Os relacionamentos da minha mãe não deveriam ser a minha preocupação naquele momento. Eu tinha problemas maiores, como a tinta azul que escorria dos meus cabelos ruivos e pingava no uniforme azul e vermelho do colégio elite. Eu deveria urgentemente retirar aquela substância grudenta sem que Lurdes a governanta da casa, pudesse ver e me fazer um milhão de questionamentos sobre o que havia acontecido. Por que isso de fato acontecia comigo? Por que aquelas garotas não me deixavam tranquila ? Eu apenas queria me sentar na mesa do refeitório sozinha naquele dia e comer a minha refeição em paz, mas tudo o que eu recebi foi uma inesperada camada grossa de tinta azul e grudenta sobre minha cabeça.
As audições do teatro para fazer a peça de "Romeu e Julieta" haviam sido abertas na semana passada. Eu queria apenas ser uma árvore, ou uma flor qualquer para enfeitar o cenário, só para contar a minha mãe que perdi o meu medo de palco e participei de uma apresentação na escola. Mas o meu professor de teatro Tobias me obrigou, no sentido literal, a fazer a audição para o papel de Julieta. Os resultados saíram de manhã no mural da escola, e para a minha doce surpresa, o papel principal era meu. No entanto minha mãe sempre dizia, que com grandes sucessos, vinham grandes inimigos também, eu gostaria que ela estivesse errada, pois Amberly a garota mais popular da escola havia feito a audição para o papel de Julieta e com toda certeza não gostou de ter perdido o papel para uma "invisível " como eu. O olhar mortal que ela lançou ao passar por mim pelo corredor confirmou as minhas suspeitas. A tinta azul despejada em minha cabeça reforçou mais ainda a ideia.
Liguei para o chofer me buscar na escola, mamãe não podia me ver daquela forma. Não queria passar como a fraca que não sabia se defender e precisava dos pais para falar por ela. Eu já tinha dezessete anos, aquele era meu último ano no colégio, estava na hora de enfrentar os meus problemas, sem a ajuda de ninguém.
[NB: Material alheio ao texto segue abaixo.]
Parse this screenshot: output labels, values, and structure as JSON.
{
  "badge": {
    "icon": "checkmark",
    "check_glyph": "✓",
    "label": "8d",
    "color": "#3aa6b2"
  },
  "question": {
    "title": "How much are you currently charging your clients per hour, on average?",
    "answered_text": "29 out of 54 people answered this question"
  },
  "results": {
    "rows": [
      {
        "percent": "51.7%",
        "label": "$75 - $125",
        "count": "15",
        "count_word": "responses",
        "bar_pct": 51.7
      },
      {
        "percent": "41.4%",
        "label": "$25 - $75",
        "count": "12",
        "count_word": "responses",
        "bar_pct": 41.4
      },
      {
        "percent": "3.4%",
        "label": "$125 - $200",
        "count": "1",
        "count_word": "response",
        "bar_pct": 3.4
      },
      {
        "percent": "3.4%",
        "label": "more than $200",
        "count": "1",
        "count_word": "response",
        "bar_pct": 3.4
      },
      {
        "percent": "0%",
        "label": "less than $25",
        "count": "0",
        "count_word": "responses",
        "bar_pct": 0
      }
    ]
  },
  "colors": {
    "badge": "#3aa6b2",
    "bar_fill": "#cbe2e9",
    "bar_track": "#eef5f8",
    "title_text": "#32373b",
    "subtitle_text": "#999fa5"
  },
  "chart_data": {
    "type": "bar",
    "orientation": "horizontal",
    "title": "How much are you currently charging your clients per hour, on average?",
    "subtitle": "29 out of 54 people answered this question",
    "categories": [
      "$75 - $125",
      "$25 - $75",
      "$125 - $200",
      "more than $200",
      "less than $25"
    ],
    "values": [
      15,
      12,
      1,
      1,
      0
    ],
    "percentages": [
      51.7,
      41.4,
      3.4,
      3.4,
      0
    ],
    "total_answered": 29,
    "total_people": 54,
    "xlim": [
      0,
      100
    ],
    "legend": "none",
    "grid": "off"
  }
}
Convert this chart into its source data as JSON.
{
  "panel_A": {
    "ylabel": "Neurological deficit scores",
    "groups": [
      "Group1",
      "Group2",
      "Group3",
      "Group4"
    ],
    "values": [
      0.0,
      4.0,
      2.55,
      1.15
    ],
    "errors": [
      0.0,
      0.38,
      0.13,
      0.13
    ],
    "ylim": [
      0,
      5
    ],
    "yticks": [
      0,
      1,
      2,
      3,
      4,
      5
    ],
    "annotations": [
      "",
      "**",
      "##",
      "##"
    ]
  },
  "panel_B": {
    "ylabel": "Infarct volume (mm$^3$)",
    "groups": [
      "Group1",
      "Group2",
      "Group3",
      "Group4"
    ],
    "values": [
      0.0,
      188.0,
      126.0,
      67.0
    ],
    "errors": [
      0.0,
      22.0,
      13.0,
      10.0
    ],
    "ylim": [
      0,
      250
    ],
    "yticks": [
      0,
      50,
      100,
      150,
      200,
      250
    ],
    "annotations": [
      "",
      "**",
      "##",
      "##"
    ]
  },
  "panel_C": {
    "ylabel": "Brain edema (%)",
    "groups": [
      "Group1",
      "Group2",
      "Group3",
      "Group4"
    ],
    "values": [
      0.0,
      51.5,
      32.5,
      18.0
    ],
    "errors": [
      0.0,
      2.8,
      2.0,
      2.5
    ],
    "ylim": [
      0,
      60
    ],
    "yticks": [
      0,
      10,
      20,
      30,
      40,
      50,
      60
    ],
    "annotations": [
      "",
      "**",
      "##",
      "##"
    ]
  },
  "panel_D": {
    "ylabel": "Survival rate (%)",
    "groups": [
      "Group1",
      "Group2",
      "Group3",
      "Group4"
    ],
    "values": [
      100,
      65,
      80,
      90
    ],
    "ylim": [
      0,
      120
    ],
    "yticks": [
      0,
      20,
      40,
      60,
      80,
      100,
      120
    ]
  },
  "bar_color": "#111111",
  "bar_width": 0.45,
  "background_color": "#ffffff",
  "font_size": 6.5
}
Quando cheguei em casa e consegui passar por Lurdes desapercebida, porque ela estava ocupada demais vendo um documentário de ursos na TV, subi para o meu quarto na intenção de me livrar rapidamente do conteúdo espesso. Meu maior desejo naquele momento era dar uma lição em Amberly, porém fui ensinada a não pagar na mesma moeda, deveria deixar o tempo dar a ela o que de fato ela merecia. Me despi por completa e atirei as roupas sujas no canto do banheiro. Lurdes já havia me gritado anunciando que o almoço estava pronto, precisava ser rápida antes que a governanta rechonchuda viesse atrás de mim em meu quarto. Quando consegui tirar um pouco da tinta dos cabelos, corri com pressa para o meu quarto. Vesti um vestido estampado com lindos girassóis e calcei as minhas sapatilhas pretas de couro. Eu sempre agradava mamãe quando me vestia daquela forma, ela dizia que eu parecia um anjo iluminado e cheio de graça. Lurdes já havia me gritado pela segunda vez e parecia impaciente assim que cheguei na cozinha, tropeçando em meus próprios pés.
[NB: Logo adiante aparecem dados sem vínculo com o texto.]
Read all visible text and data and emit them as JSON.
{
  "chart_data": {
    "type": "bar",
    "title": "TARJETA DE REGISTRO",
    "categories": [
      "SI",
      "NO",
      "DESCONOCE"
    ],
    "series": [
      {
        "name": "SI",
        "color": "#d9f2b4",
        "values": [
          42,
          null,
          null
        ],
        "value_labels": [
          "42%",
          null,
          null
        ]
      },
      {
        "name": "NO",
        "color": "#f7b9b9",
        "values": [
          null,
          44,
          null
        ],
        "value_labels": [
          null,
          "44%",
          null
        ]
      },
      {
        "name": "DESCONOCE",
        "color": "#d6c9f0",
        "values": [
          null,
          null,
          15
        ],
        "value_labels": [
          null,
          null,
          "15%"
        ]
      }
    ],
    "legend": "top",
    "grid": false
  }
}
— O que a senhorita estava fazendo que demorou tanto para descer ? — perguntou a governanta franzindo o cenho. Aquela senhora me conhecia como a palma da minha mão, qualquer gaguejar, qualquer olhar, ela seria capaz de capturar e logo descobrir as mentiras presentes em meu tom de voz. Naquele momento me sentia como se estivesse na corda bamba.
— Estava tomando banho. Cadê mamãe ? — perguntei mudando de assunto fitando o acento vazio a minha frente com olhos pidões. Ela sempre se derretia quando eu perguntava de mamãe, Lurdes sabia como eu me sentia sozinha todos os dias, o trabalho da minha mãe sempre sugava toda a sua energia e tempo. Era raro quando tínhamos um momento só para nós duas.
— Ainda não chegou. E provavelmente não vira para o almoço. — Disse a governanta colocando um prato coberto com macarrão e almôndegas na minha frente. Aquela era a forma de Lurdes acabar com a nossa conversa, ela odiava quando eu falava pelos cotovelos na hora do jantar.
— E sabe quando ela volta? — Perguntei baixinho. — A governanta bufou durante longos e intermináveis segundos.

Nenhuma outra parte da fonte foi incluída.